The first part of the treatise offers a generous survey of the prerequisites of reading. Paul Cornea discusses and evaluates a wide range of up-to-date theories regarding the notions of "text," "reader," and "system of codes" in relation to "reading competence" and "context." Critical comment-ary builds up challenging subchapters such as "Some shortcomings of the standard text theory" (27-32), and the ones offering the author's position concerning the ongoing splitting between the study of the "virtual" and the "real" reader (63-68). Worth mentioning is also Cornea's contribution to the subcategorization of texts. He distinguishes among three fundamental types of textualization, namely referential, trans- or pseudo-referential, and self-referential, attempting to bridge the gaps and remove the contradictions which result from the use of traditional oppositions such as "literary vs. non-literary" and "poetry vs fiction." Referential behavior uses the language in a "denotative, unequivocal, literal, de-modalized" manner (33). Pseudo- or trans-referential practices are no longer meant to "convey (receive) factual information' but to render an 'imaginary construction." Self-referential behavior is 'narcissistic,' implying a "non-functional, often playful intention" on the part of both sender and receiver (34). This taxonomy is fruitfully handled throughout the volume, enabling the author to cast a new light on specific traits of reading, with particular emphasis on skills and activities involved in "literary" reading.

In the second part of the book, Cornea analyzes the processes involved in reading comprehension, drawing theoretical suggestions from a large variety of sources: structural linguistics, pragmatics, semiotics, Grice's philosophy of language, Siegfried J. Schmidt's "constructivism," psychology (of perception, of memory), psycholinguistics, literary sociology, and (especially phenomenological) aesthetics. As the author himself admits, evoking a famous distinction made by Dilthey, his study was intended to follow a double path, to complement the "explanatory" approach of reading, based on theoretical models prevailing during the 80's such as Piaget's structural cognitivism and the emerging computational cognitivism, with a "comprehensive" view in the line of Ingarden and Iser (iv).

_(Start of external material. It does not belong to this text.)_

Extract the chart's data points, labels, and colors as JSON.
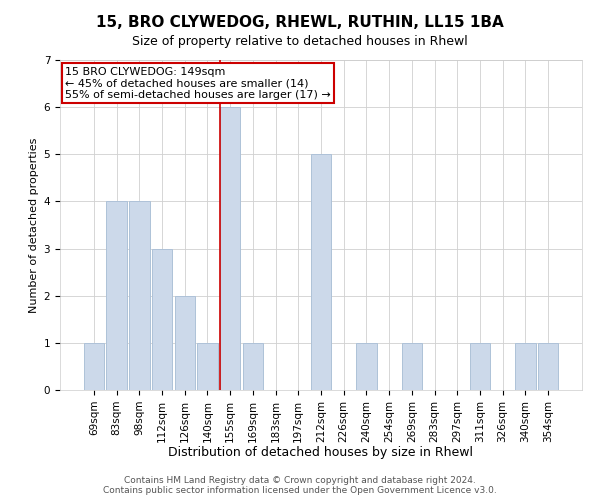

The main aspects of comprehension which are dealt here with are its stages (analytical models of reading), the pre-reading, the levels of comprehension, the "reading clues," the recodifying of meaning in relation to memorization, the dynamics of the reading process, the thematic orientation guided by connectors and the ways to overcome potential 'crises' in sense-building. A special attention deserve the chapters on the "Negotiation of meaning" and "Imaginative investment," which reveal at best the author's ability to fuse theoretical thinking with textual analysis.

The last chapter, "Interpretation," leads towards the author's work in progress on hermeneutics.

The new preface hints at several aspects which have come to the foreground since 1988: the development of empirical and cognitive research, the hard competition between print and other contemporary media, and the new patterns of behavior effected by "electronic reading."